В феврале 1954 года Хрущев напутствовал комсомольцев Москвы и Московской области, уезжавших на освоение целинных земель в Казахстане. С ними отправилась и целая бригада «Комсомолки». Мы писали об отчаянно трудном, не принесшем радости первом, неурожайном 1955 годе, о втором, когда уходили за горизонт необозримые золотые поля. Гордились, что очеркист «Комсомолки» Семен Гарбузов написал сценарий первого художественного фильма о целине.

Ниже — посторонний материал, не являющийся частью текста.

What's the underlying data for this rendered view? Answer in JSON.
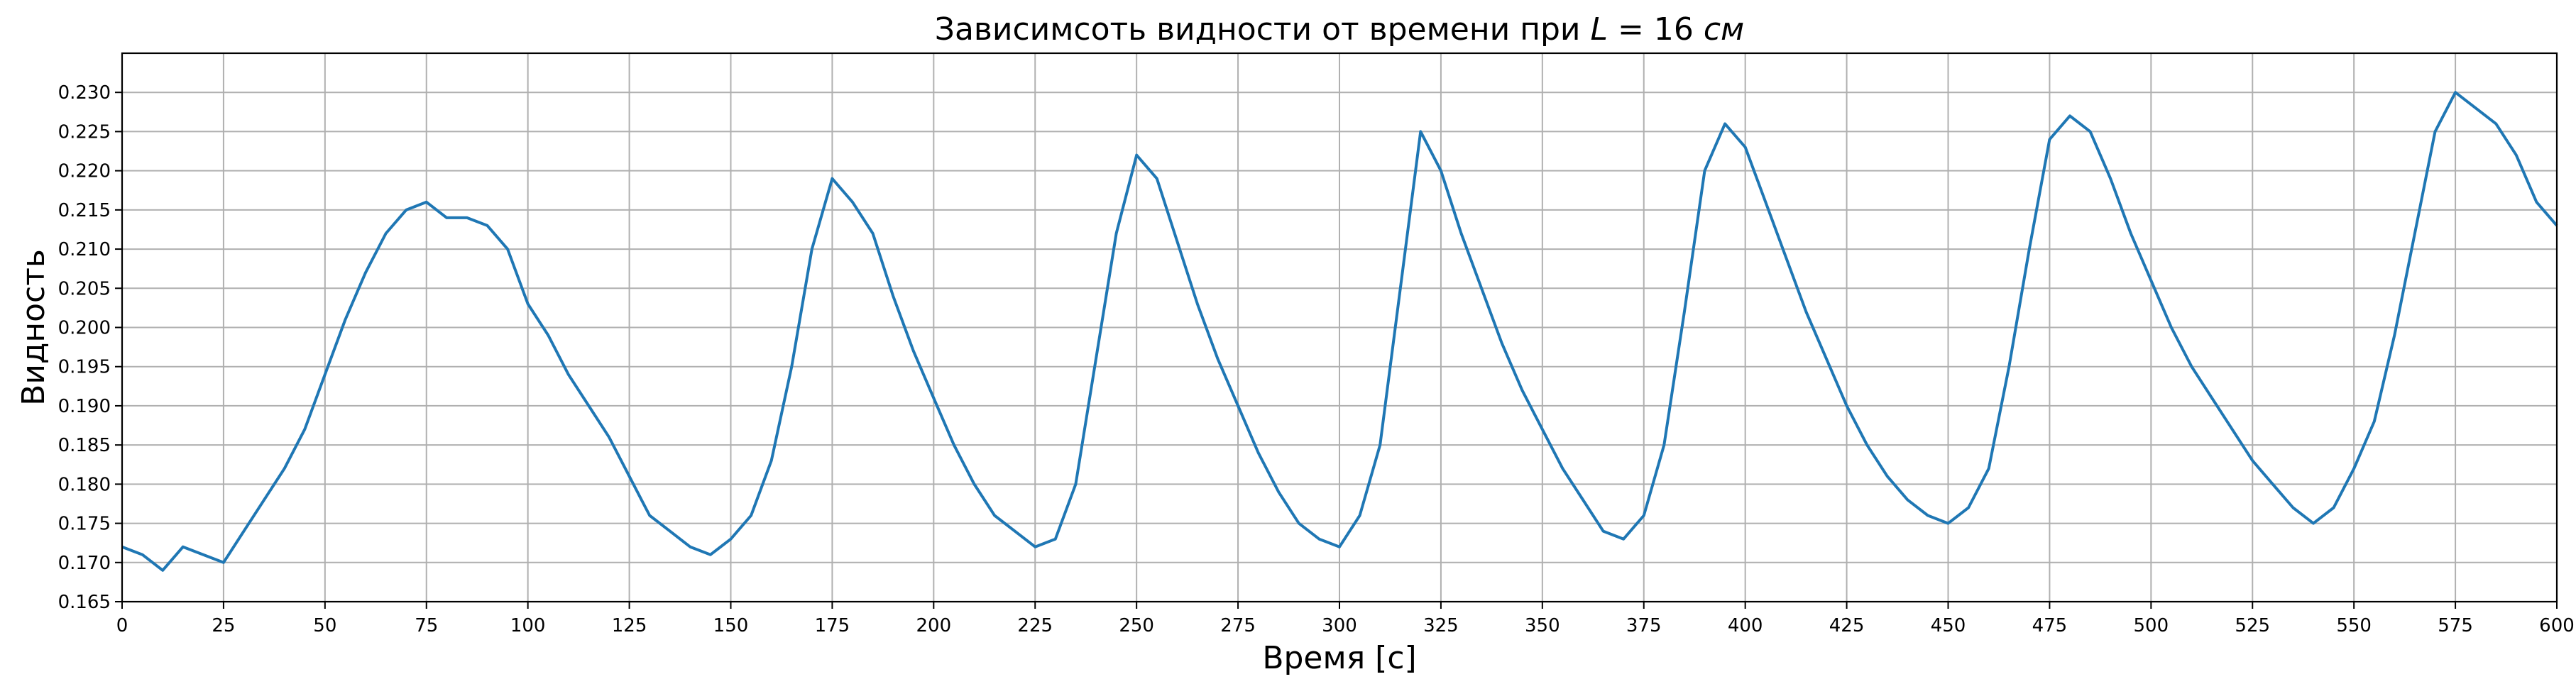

Никита Сергеевич объезжал один за другим целинные совхозы. Азартная натура этого человека требовала личных впечатлений, встреч с людьми. Я часто слышал и его выступления на больших митингах, и беседы с молодыми целинниками у палаточных костров. Никогда не обещал он им благ в виде божественного ниспослания, не боялся говорить о тяжести труда, никого не обманывал на этот счет.

Тема хлеба и — шире — продовольствия звучала во всех многочисленных выступлениях Хрущева. Только в 1954–1955 годах он побывал в Сибири, на Дальнем Востоке и Сахалине, в Средней Азии, на Украине, в Саратове, Воронеже, Ленинграде и Ленинградской области, Риге, Курске, вновь в Средней Азии. Я уж не говорю о проводимых им многочисленных совещаниях в Москве, о Пленумах ЦК, которые били в ту же цель: накормить страну.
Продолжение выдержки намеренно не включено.